1 to 1:30: Across the street from Tlaquepaque is La Superior Ranch Market. It caters to cooks of Mexican cuisine, selling chilies in bulk and corn husks for tamales.
The market also sells Spanish-language comic books (Bugs Bunny), magazines (Cosmopolitan) and short novels.
1:30 to 2:30: This is a pretty neighborhood for a stroll. The downtown area, running along the two main avenues and beside the railroad tracks, is old-fashioned Southwest.
Two of my favorite buildings here are churches. The Iglesia del Nazareno is the older of the two buildings. A couple of the windows are broken, and its coat of yellow paint needs retouching. But the building has a charm nonetheless. Its stained-glass windows are blocky and simple, yet they are beautiful for just those reasons. As I walked by the church, a rooster crowed from a nearby yard, and I felt very far indeed from urban Orange County.

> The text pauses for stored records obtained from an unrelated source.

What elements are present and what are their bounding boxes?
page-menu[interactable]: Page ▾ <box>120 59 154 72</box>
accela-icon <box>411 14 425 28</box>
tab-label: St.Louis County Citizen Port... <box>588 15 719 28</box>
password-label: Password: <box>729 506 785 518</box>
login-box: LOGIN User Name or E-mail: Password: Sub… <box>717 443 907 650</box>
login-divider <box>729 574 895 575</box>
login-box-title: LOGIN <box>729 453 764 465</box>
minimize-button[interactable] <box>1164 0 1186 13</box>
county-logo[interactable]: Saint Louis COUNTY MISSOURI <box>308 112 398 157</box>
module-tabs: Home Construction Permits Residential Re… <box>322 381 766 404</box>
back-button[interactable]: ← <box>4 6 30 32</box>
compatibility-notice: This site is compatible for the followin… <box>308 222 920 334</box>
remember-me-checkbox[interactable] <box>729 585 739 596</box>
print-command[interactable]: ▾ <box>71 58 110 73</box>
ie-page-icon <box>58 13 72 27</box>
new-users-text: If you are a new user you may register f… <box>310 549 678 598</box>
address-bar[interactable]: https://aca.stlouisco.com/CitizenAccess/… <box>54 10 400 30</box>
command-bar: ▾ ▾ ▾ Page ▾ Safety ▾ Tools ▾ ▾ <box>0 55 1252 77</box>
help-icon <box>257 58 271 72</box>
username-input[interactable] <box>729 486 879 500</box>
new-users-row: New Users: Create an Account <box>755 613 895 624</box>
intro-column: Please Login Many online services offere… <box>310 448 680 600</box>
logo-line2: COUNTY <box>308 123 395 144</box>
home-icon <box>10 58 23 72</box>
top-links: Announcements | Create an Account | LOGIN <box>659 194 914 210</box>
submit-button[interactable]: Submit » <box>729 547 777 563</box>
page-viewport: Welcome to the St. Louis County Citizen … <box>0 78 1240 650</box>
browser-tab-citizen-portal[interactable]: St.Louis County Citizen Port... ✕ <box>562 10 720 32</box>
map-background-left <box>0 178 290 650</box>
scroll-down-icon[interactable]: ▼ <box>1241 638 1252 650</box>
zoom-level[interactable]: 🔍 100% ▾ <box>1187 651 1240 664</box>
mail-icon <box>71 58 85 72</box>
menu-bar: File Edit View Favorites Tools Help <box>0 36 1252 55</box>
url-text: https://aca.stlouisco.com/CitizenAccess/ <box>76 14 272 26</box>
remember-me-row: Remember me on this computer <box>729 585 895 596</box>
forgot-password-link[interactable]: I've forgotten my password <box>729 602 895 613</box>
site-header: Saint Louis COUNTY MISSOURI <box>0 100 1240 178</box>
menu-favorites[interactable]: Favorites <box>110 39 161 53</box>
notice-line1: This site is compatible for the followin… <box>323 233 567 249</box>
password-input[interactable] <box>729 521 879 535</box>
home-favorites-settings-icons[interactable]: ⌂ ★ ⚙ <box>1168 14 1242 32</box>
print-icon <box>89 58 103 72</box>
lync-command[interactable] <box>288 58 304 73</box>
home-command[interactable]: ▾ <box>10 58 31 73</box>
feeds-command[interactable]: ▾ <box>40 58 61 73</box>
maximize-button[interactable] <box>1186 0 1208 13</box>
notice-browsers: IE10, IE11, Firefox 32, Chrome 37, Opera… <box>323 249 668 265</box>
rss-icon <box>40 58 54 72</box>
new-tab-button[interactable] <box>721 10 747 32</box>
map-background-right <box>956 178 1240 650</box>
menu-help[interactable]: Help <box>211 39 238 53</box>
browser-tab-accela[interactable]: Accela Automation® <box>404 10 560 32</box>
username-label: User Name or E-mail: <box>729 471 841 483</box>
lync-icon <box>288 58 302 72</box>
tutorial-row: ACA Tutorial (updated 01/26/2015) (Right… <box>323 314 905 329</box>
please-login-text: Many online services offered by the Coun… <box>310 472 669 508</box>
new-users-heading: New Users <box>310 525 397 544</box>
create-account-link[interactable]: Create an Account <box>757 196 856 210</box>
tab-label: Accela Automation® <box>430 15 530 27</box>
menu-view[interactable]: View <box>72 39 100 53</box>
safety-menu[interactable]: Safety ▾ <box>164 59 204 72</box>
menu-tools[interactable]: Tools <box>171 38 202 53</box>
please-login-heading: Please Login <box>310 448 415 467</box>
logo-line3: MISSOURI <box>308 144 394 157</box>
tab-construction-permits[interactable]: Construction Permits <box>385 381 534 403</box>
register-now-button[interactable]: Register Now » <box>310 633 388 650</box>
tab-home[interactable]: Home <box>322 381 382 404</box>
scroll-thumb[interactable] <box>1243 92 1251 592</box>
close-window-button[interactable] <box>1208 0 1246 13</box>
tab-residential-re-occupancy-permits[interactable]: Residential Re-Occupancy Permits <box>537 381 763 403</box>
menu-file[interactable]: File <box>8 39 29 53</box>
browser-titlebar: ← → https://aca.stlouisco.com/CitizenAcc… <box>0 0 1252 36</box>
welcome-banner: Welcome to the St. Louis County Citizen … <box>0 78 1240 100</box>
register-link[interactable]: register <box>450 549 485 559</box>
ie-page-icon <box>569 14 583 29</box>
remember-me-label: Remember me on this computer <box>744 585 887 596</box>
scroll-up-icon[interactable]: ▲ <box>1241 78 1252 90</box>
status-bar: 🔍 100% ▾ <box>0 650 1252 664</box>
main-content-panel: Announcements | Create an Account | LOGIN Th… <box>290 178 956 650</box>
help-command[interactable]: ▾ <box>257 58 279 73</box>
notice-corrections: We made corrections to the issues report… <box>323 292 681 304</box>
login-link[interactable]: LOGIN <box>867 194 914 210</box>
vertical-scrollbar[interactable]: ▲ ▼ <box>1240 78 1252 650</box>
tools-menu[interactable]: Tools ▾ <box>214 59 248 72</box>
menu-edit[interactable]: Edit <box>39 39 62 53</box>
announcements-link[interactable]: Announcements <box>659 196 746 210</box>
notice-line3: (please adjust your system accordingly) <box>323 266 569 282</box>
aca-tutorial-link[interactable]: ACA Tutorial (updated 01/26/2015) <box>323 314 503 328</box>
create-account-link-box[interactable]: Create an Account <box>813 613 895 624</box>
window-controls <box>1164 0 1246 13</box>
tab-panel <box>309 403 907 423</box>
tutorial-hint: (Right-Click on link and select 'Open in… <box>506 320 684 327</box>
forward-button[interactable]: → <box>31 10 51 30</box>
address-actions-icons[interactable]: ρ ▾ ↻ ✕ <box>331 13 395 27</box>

The Calvary Church, on the outskirts of Placita Santa Fe, is more modern, with its huge rose window and red clay roof.
2:30 to 3: As you cross Chapman Avenue in search of the Foster’s Freeze, be sure to take a quick look to your left. There’s an interesting water tower there painted red, white and blue. It proclaims Placentia an “All America City.”
All of this walking might have put you in mind of a cold drink or an ice cream cone. Foster’s has a variety of shakes, malts, floats, sundaes, banana splits and twisters. The ice cream is soft-serve, vanilla and chocolate only. But the number of toppings is practically endless.